Evaluating an Integral with U-Substitution

[leprofece]

integral ((x+sqrt(1-x^2))/((1-xsqrt(1-x^2))

integral \frac{1 +\sqrt{1-x^2}}{1-x\sqrt{1-x^2}}

I think it can be solved U = 1-x^2
du = -2x
so (-1/2sqrt/(u-1))(1+ u^1/2)/1-sqrt/(u-1)u
it looks I amgoing by the right way am I correct?

 

[Dethrone]

For everyone's benefit, I will rewrite your integral in LaTeX:

$$\int \frac{x+\sqrt{1-x^2}}{1-x\sqrt{1-x^2}}\,dx$$

If this isn't your integral, let me know.
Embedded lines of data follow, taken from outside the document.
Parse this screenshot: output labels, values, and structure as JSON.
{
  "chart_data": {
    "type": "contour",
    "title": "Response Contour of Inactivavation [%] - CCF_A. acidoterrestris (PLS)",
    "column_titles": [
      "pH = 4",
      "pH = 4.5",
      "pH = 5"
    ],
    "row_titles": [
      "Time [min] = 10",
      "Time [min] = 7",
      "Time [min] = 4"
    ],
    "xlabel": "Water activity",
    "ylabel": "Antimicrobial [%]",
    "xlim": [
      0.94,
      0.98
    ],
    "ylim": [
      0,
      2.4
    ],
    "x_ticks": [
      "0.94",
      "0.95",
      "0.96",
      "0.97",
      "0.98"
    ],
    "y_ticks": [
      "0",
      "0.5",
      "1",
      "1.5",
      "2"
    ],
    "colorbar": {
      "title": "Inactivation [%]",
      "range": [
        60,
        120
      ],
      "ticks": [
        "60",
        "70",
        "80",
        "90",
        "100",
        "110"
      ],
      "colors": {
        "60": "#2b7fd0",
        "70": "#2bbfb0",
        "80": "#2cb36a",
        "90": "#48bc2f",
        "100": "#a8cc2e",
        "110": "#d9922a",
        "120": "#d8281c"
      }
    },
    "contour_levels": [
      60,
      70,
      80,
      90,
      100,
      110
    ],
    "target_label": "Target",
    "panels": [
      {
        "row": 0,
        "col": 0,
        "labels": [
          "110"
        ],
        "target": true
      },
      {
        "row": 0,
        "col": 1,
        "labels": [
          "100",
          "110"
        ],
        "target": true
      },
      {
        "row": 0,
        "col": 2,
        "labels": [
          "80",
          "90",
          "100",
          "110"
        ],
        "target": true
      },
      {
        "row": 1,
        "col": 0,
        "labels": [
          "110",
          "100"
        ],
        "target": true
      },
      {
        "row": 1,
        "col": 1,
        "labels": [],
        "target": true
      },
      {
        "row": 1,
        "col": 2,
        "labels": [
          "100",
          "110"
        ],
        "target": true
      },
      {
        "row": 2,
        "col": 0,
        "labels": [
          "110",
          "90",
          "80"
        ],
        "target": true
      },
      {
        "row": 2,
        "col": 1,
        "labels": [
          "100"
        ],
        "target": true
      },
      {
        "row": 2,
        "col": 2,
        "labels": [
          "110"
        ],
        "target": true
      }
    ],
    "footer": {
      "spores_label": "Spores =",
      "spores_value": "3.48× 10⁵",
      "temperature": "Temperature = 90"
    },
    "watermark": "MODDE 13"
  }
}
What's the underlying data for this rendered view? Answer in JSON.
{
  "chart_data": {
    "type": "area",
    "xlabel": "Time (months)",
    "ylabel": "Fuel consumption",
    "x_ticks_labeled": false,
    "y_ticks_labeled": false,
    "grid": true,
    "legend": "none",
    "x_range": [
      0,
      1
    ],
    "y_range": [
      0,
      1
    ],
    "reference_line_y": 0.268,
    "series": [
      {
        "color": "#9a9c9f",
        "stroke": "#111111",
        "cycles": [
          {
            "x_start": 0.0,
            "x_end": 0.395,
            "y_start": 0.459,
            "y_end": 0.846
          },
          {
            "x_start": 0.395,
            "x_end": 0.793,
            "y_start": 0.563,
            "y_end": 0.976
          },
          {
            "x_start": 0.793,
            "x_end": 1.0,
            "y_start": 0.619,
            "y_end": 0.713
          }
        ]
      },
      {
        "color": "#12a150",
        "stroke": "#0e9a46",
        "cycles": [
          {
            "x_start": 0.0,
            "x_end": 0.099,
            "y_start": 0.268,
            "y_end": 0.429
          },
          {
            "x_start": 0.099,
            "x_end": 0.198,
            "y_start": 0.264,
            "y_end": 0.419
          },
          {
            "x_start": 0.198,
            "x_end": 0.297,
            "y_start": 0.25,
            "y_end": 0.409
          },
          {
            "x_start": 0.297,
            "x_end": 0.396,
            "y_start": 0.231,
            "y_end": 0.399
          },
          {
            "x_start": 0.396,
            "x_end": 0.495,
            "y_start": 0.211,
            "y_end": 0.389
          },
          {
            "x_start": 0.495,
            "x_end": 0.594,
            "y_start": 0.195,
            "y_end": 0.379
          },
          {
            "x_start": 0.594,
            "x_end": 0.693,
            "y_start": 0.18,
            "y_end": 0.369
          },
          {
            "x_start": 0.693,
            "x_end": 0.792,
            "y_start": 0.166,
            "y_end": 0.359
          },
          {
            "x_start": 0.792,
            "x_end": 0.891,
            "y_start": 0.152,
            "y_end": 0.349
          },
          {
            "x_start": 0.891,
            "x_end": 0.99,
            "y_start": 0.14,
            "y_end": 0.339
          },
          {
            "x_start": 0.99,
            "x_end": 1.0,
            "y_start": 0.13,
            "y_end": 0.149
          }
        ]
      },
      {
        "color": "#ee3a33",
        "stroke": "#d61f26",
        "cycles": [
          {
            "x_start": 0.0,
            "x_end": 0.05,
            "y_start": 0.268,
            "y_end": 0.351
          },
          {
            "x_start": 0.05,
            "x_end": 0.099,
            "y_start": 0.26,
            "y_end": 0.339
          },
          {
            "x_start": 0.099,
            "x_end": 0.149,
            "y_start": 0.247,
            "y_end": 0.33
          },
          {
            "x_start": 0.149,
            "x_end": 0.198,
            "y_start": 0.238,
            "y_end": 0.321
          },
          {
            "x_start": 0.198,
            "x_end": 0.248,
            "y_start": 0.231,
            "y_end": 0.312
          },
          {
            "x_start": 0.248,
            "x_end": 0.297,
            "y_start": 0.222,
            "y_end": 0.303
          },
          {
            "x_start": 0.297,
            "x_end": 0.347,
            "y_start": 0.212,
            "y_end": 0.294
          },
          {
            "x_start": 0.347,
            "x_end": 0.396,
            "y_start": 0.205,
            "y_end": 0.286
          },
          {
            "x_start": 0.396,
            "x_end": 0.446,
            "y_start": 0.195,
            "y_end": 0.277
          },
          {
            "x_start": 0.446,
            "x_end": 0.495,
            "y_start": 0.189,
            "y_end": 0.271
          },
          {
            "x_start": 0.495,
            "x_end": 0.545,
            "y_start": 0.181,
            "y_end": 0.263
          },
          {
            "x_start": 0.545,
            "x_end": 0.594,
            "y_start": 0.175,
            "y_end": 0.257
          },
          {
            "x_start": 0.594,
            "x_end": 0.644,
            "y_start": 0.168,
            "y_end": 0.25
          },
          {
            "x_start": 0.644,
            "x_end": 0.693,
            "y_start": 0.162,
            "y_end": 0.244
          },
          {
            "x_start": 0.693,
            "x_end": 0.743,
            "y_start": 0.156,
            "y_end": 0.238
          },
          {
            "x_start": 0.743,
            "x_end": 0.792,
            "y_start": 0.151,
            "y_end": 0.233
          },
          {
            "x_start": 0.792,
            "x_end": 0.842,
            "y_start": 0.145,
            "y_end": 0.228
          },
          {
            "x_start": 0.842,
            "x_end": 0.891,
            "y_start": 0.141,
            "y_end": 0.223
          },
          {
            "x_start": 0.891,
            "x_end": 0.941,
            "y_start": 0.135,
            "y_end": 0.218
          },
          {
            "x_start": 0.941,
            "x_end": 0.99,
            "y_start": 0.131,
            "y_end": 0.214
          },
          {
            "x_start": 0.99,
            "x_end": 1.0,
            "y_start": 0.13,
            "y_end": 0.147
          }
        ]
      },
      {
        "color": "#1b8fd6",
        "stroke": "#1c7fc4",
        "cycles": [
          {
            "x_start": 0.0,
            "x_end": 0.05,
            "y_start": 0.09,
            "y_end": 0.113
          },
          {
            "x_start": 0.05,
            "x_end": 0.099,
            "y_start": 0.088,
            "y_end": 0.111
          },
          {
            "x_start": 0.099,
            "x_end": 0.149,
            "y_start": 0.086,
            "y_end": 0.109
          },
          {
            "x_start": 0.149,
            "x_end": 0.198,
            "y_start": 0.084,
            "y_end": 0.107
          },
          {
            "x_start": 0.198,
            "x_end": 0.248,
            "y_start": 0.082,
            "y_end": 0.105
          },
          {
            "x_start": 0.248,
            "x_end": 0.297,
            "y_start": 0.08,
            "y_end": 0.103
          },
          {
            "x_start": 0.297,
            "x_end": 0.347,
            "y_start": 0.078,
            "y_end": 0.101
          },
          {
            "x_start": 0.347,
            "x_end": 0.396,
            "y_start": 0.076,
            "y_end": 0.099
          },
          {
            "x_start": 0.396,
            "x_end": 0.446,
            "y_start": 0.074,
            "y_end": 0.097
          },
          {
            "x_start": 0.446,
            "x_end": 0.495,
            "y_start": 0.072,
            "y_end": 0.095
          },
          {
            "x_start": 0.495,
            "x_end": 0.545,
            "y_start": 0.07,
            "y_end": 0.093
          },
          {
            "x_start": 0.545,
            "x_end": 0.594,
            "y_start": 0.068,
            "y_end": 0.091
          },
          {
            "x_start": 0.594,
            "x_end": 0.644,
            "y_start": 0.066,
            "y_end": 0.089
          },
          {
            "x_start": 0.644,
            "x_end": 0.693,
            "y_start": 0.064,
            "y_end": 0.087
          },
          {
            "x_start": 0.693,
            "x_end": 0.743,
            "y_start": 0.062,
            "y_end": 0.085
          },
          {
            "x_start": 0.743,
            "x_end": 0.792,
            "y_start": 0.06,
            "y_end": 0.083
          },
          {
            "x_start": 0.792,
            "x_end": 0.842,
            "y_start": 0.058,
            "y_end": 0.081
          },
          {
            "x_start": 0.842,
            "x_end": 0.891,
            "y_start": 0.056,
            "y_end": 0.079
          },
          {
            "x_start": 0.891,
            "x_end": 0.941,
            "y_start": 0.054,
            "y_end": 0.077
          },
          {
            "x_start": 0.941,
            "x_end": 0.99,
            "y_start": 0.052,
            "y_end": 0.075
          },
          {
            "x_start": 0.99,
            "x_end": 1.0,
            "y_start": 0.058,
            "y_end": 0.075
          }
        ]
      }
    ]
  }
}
Yes, your are on the right track.

If $u=1-x^2$ => $du=-2xdx$

Rewriting the integral in terms of $u$:

$$=\int \frac{\sqrt{1-u}-\sqrt{u}}{1-\sqrt{1-u}\sqrt{u}}\,du$$
$$=\int \frac{1}{1-\sqrt{u}}\,du-\int \frac{1}{1-\sqrt{1-u}} \,du$$

For the left integral: let $u=s^2$. For the right integral: let $1-u=t^2$
$$=\int \frac{2s}{1-s}\,ds-\int \frac{2t}{1-t} \,dt$$
$$=-2\int \frac{s-1+1}{s-1}\,ds-2\int \frac{t-1+1}{t-1} \,dt$$
$$=-2(\sqrt{u}+\ln\left({\sqrt{u}-1)}+\sqrt{1-u}+\ln\left({\sqrt{1-u}-1}\right)\right) + C$$
$$=-2(\sqrt{1-x^2}+\ln\left({\sqrt{1-x^2}-1)}+\sqrt{x^2}+\ln\left({\sqrt{x^2}-1}\right)\right) + C$$

There should be absolute value signs on the natural logs, and I think you can finish the rest and simplify the answer. If you find a mistake, let me know.